Control tissue block staining to validate staining. As described in Section “Materials and Methods,” (1) anaplastic lymphoma kinase-1-stained control tissue blocks with cerebellum, pancreas, tonsil, and lymphoma (ALCL) were utilized (CBlock1). Representative fields for ALCL (1a, strong positive) and tonsil (1b, negative) are shown. In all figures, the solid bar denotes scale. Staining from the same block shows a bar for the first field only (unless a higher power image is shown). (2) CDH24 was tested on CBlock1 with added bowel, uterus, cerebellum, and HCC. Ganglion cells/nerve cells of the bowel stained positive, endometrium surface epithelium cytoplasmic positive, and HCC was strongly positive. ALCL (2a), tonsil (2b), and uterus with strong staining of the basal layer (2c) are shown. (3) DLK1 was tested on CBlock1 with added pancreas and placenta.
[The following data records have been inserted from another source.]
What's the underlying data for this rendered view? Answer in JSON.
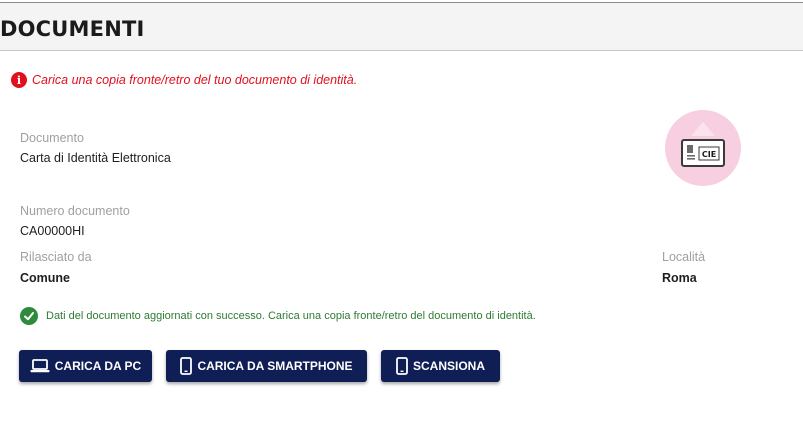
{
  "header": {
    "title": "DOCUMENTI"
  },
  "alerts": {
    "warning": "Carica una copia fronte/retro del tuo documento di identità.",
    "success": "Dati del documento aggiornati con successo. Carica una copia fronte/retro del documento di identità."
  },
  "document": {
    "type_label": "Documento",
    "type_value": "Carta di Identità Elettronica",
    "number_label": "Numero documento",
    "number_value": "CA00000HI",
    "issuer_label": "Rilasciato da",
    "issuer_value": "Comune",
    "place_label": "Località",
    "place_value": "Roma",
    "badge_text": "CIE"
  },
  "buttons": {
    "upload_pc": "CARICA DA PC",
    "upload_smartphone": "CARICA DA SMARTPHONE",
    "scan": "SCANSIONA"
  },
  "icons": {
    "warning": "info-circle-icon",
    "success": "check-circle-icon",
    "badge": "id-card-icon",
    "upload_pc": "laptop-icon",
    "upload_smartphone": "smartphone-icon",
    "scan": "smartphone-icon"
  },
  "colors": {
    "primary_button": "#0f1e55",
    "error": "#e0101e",
    "success": "#2e8b3e",
    "badge_background": "#f8cfe0"
  }
}
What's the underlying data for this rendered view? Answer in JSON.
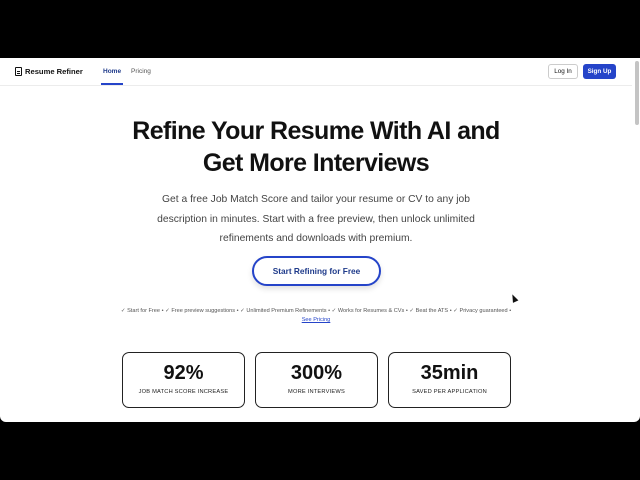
{
  "nav": {
    "logo_text": "Resume Refiner",
    "links": [
      "Home",
      "Pricing"
    ],
    "login_label": "Log In",
    "signup_label": "Sign Up"
  },
  "hero": {
    "title_line1": "Refine Your Resume With AI and",
    "title_line2": "Get More Interviews",
    "subtitle": "Get a free Job Match Score and tailor your resume or CV to any job description in minutes. Start with a free preview, then unlock unlimited refinements and downloads with premium.",
    "cta_label": "Start Refining for Free"
  },
  "features": {
    "text": "✓ Start for Free • ✓ Free preview suggestions • ✓ Unlimited Premium Refinements • ✓ Works for Resumes & CVs • ✓ Beat the ATS • ✓ Privacy guaranteed •",
    "link_label": "See Pricing"
  },
  "stats": [
    {
      "value": "92%",
      "label": "JOB MATCH SCORE INCREASE"
    },
    {
      "value": "300%",
      "label": "MORE INTERVIEWS"
    },
    {
      "value": "35min",
      "label": "SAVED PER APPLICATION"
    }
  ],
  "colors": {
    "accent": "#2544c9",
    "text": "#111111",
    "background": "#ffffff"
  }
}
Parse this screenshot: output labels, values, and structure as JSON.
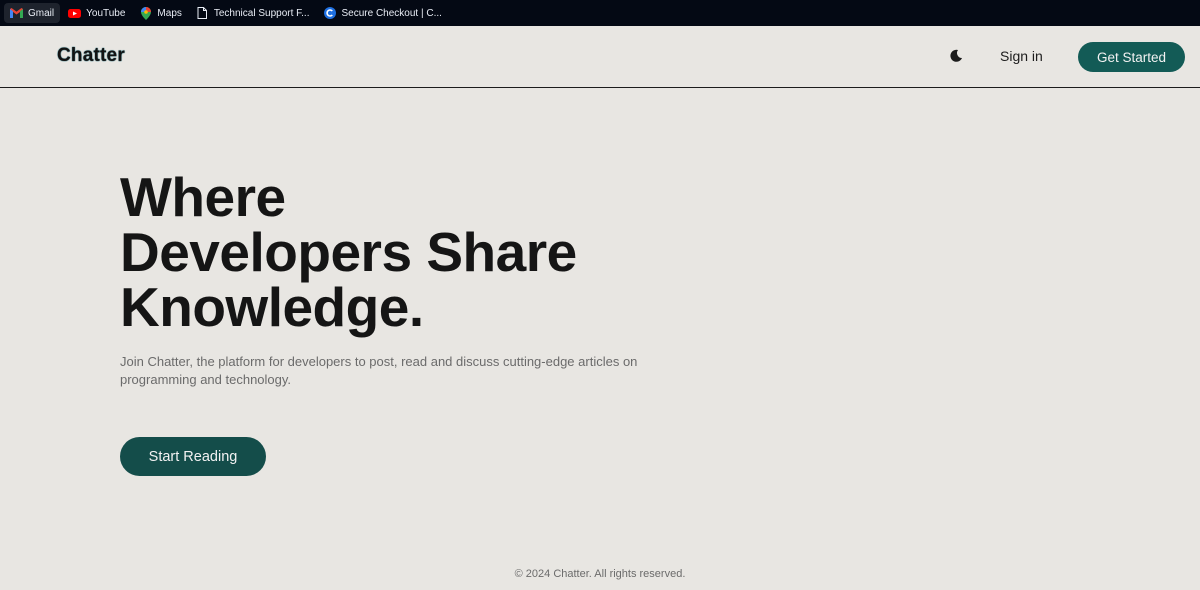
{
  "bookmarks": [
    {
      "label": "Gmail",
      "icon": "gmail-icon"
    },
    {
      "label": "YouTube",
      "icon": "youtube-icon"
    },
    {
      "label": "Maps",
      "icon": "maps-icon"
    },
    {
      "label": "Technical Support F...",
      "icon": "document-icon"
    },
    {
      "label": "Secure Checkout | C...",
      "icon": "c-logo-icon"
    }
  ],
  "header": {
    "logo": "Chatter",
    "theme_icon": "moon-icon",
    "signin_label": "Sign in",
    "get_started_label": "Get Started"
  },
  "hero": {
    "title_lines": [
      "Where",
      "Developers Share",
      "Knowledge."
    ],
    "subtitle": "Join Chatter, the platform for developers to post, read and discuss cutting-edge articles on programming and technology.",
    "cta_label": "Start Reading"
  },
  "footer": {
    "text": "© 2024 Chatter. All rights reserved."
  },
  "colors": {
    "background": "#e8e6e2",
    "accent": "#135b56",
    "bookmarks_bar": "#040914"
  }
}
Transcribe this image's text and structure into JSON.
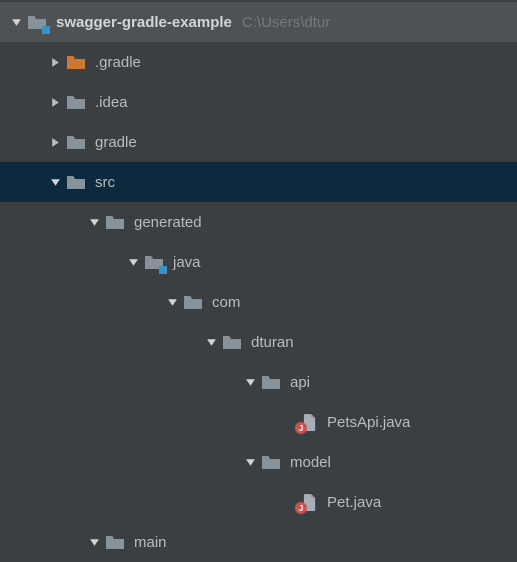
{
  "tree": {
    "root": {
      "name": "swagger-gradle-example",
      "path": "C:\\Users\\dtur",
      "gradle": ".gradle",
      "idea": ".idea",
      "gradleFolder": "gradle",
      "src": "src",
      "generated": "generated",
      "java": "java",
      "com": "com",
      "dturan": "dturan",
      "api": "api",
      "petsApi": "PetsApi.java",
      "model": "model",
      "pet": "Pet.java",
      "main": "main"
    }
  },
  "colors": {
    "folderGray": "#87939a",
    "folderOrange": "#cc7832",
    "fileGray": "#a7b0b7",
    "chevronDark": "#d4d4d4",
    "chevronLight": "#bbbbbb"
  }
}
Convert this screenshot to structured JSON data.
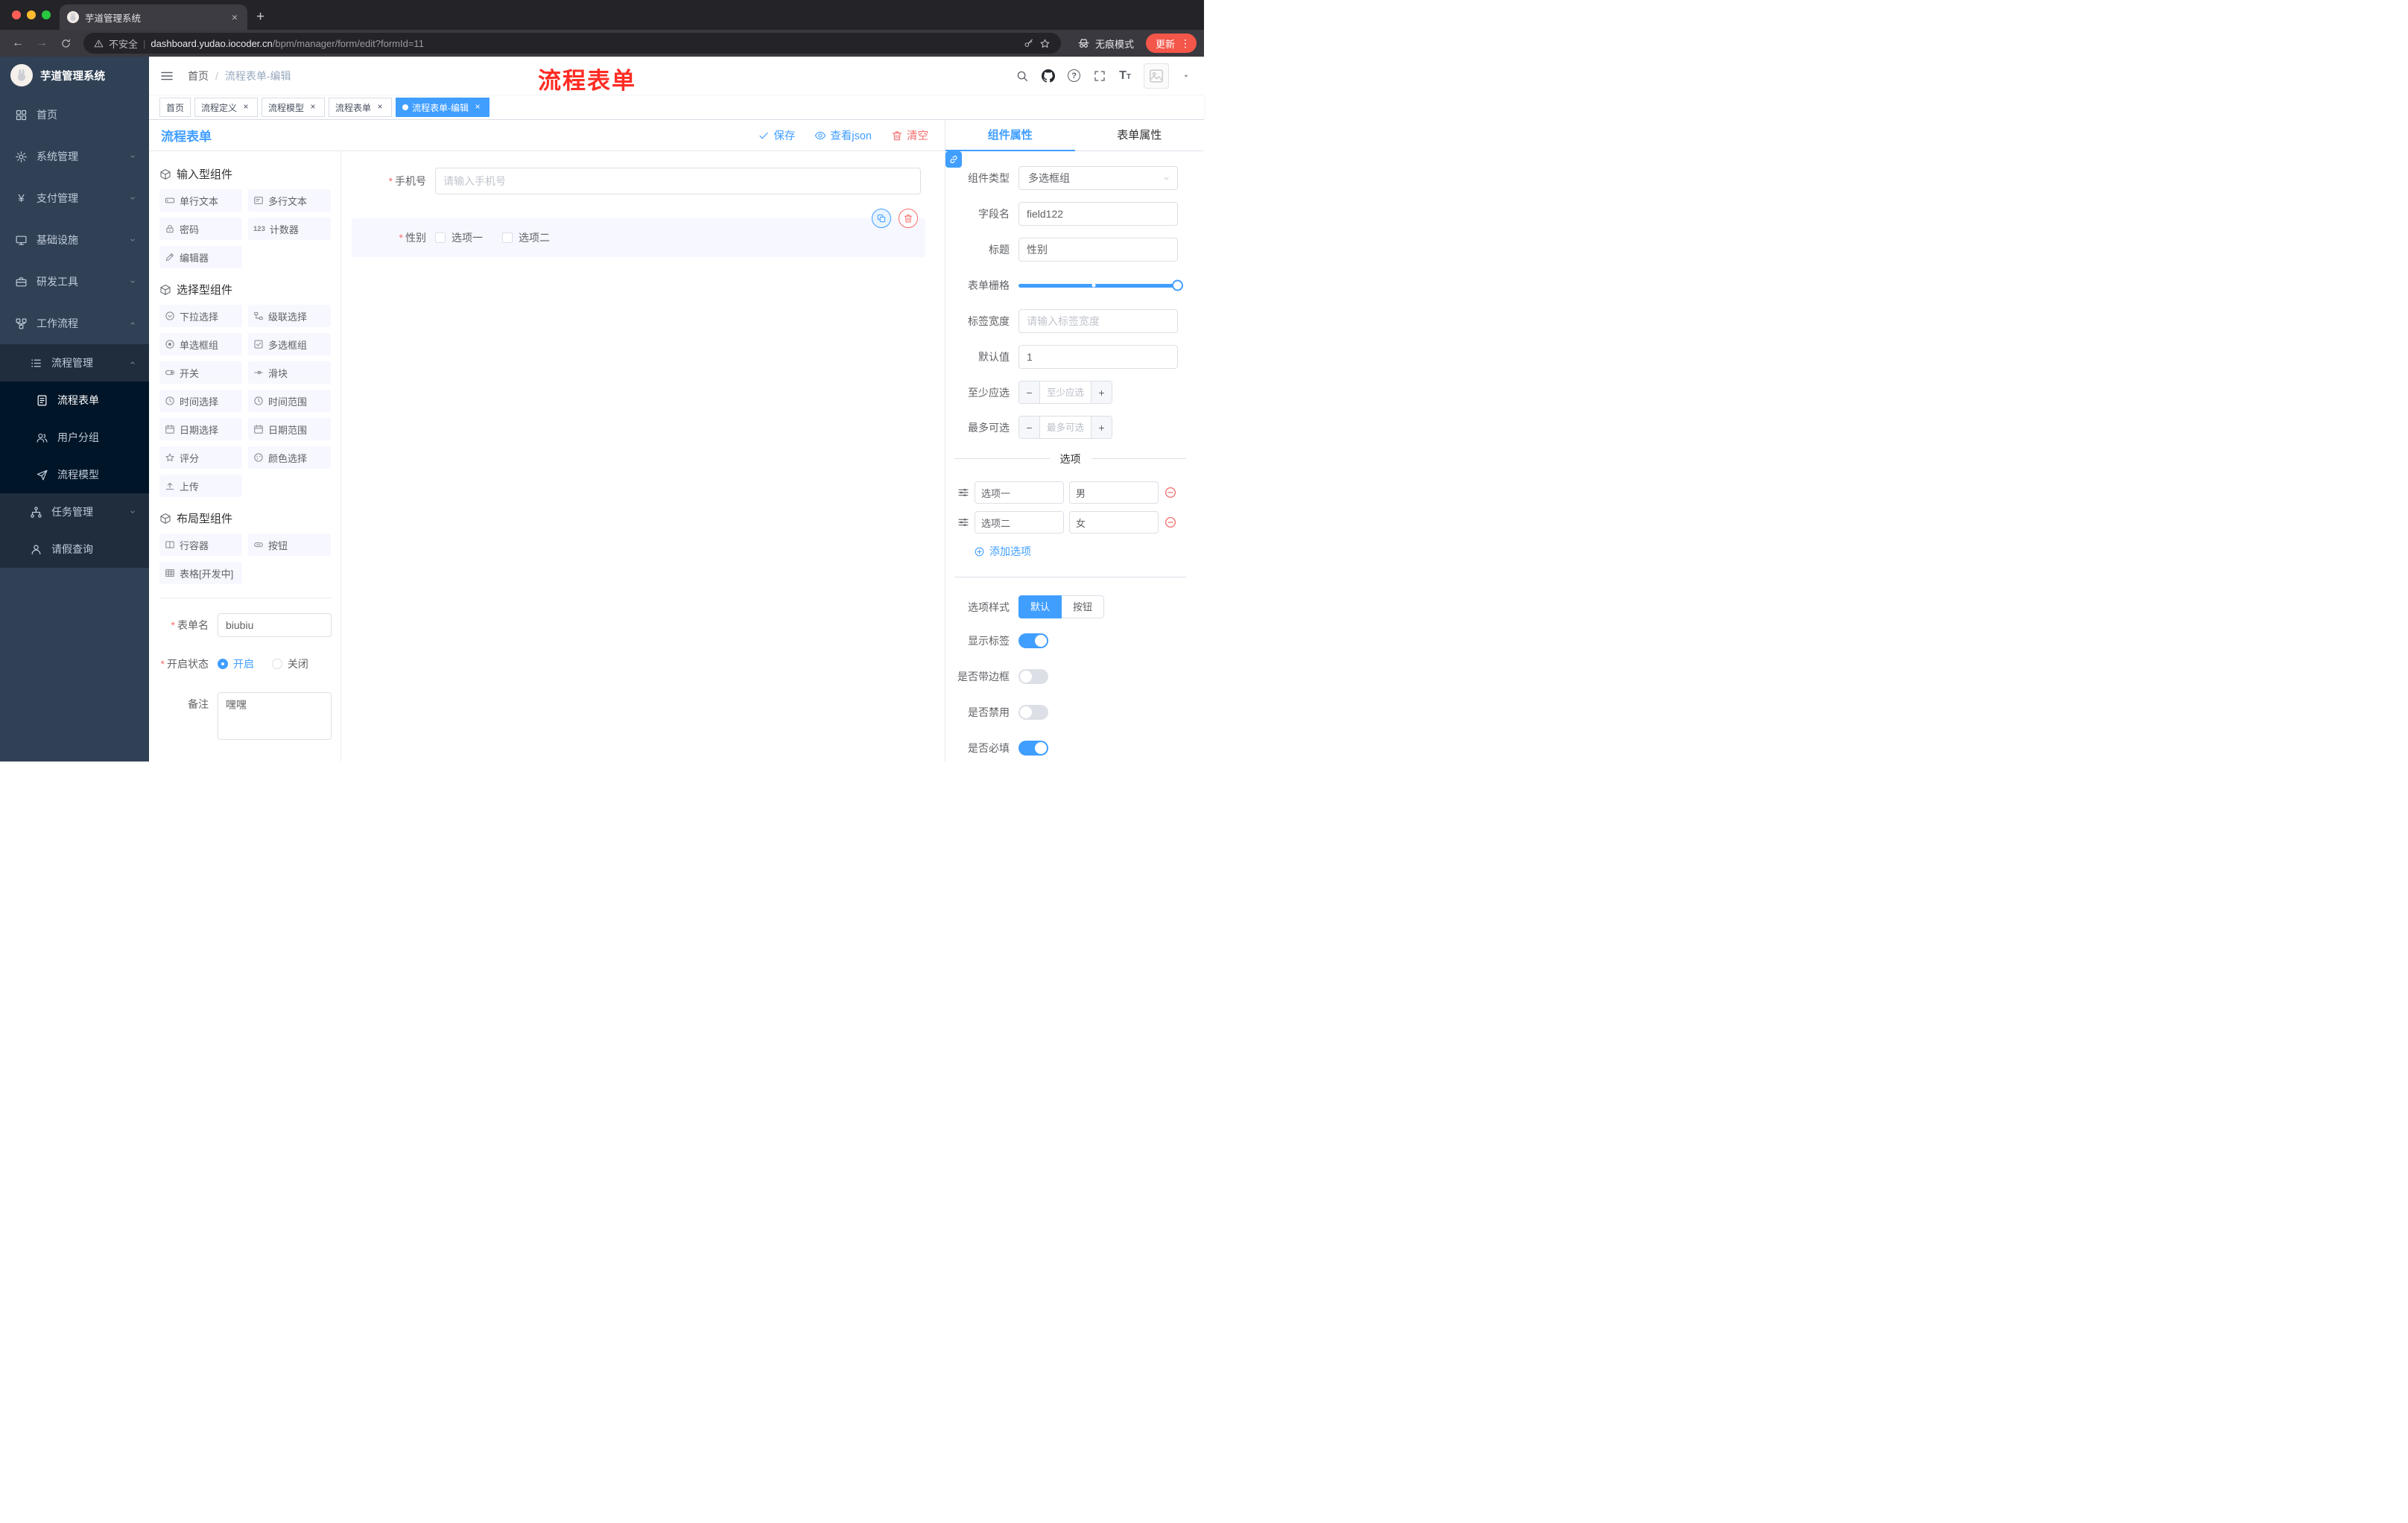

ALCL (3a), tonsil (3b), and placenta (3c, strong positive) are shown. Islets, ductal epithelium, and neutrophils also stained positive. (4) GFRA2 was tested on CBlock1 with added lung and liver. Staining was positive for macrophages and sinusoids in liver, tonsil leukocytes (4b), ALCL was weakly positive (4a), and lung unremarkable. (5) GFRA3 was tested on CBlock1 with added lung and liver. Increased expression in pancreatic ductal epithelium and islets, strong lymphatic vessel staining, and positive alveolar macrophages were seen. ALCL (5a) tonsil (5b), and HCC (5c) are shown. (6) GPR173 was tested on CBlock1 with added lung, liver, and skin. Positive staining was seen on red cells and lymphocytes. ALCL (6a), tonsil (6b), and HCC (6c) are shown. (7) TrkA was tested on CBlock1 and liver (7a). Positive staining was seen in tonsil reticular dendritic network (7b), pancreas islets, sinusoids of HCC, and some hepatocytes were positive, as was liver artery (7c).